The certainties regarding the new system are few, but one of them is that the system — in its current form, anyhow — is foredoomed to expire after a single year in existence. Two events have occurred this week that underscore the imminent and quite predictable dissolution of the system. One was the fact that Shelby County’s six suburban municipalities, fresh from voting (for the second year in a row) to create their own independent school systems, raced to pass ordinances enabling the next step — the election of their own school boards in November.

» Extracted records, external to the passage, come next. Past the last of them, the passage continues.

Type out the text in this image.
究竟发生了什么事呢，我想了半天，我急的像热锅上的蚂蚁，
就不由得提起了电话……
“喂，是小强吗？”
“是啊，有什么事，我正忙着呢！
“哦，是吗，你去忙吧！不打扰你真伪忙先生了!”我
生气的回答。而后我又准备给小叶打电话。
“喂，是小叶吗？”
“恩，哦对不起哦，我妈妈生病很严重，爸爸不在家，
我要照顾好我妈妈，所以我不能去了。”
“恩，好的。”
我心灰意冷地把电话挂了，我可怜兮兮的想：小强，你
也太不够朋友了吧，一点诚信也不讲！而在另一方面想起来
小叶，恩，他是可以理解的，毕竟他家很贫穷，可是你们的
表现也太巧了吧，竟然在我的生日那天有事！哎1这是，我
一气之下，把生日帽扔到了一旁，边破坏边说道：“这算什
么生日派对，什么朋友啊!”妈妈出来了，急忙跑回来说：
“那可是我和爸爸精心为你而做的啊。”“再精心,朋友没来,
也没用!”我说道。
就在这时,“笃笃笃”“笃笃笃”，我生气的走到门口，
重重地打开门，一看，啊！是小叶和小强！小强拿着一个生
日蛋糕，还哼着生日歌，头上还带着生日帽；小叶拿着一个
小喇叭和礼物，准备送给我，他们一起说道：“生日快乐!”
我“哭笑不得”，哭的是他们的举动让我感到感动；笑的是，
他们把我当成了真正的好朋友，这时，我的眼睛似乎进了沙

That means that, unless they run into further snags — legal, bureaucratic, or the financial ones predicted by outgoing Shelby County Commission chairman Mike Ritz — they will have opted out of the “unified” system by this time next year. No one has dwelled on it overmuch, but, when that happens, the problems associated with the de-merger, including the reshuffling of both students and teachers, may come to dwarf those which have bedeviled the much-plagued merger process.
Between now and then, there will be efforts by all parties to resolve several other unanswered questions, two of which loom foremost: How (if at all) and at what cost (if any) will the new suburban school systems acquire the use of existing school buildings, currently the property of the unified system? And who gets the students in the unincorporated areas of Shelby County, each of whom will bring state money into the receiving system, on a per capita basis?
Meanwhile, during the same week that municipalities prepared the way to elect their school boards, the Shelby County Commission ran afoul of various complications in deciding how to go about filling a single vacancy on the board of the unified system. (See Politics, p. 12.) That’s not even to mention the forthcoming legal wrangles over just who should be represented on the unified board when that board, as planned, expands from seven to 13 members this fall. It will be remembered that when the old Shelby County system, representing only those areas outside the city of Memphis, switched in the 1990s from an appointed to an elected board, the courts decided that only suburban voters should vote for board members. How will that precedent come into play a year from now, assuming a 13-member system is, in fact, created?
The headmaster who gets to resolve all this is, as always before in this merger process, presiding federal judge Hardy Mays, who will have to remember everything he ever learned in school — not just the legal stuff, but the math, the sociology, and the political science that are bound to underlie the ultimate solution. We wish him well in all his run-up tests and in the final exam itself, whenever and however that comes.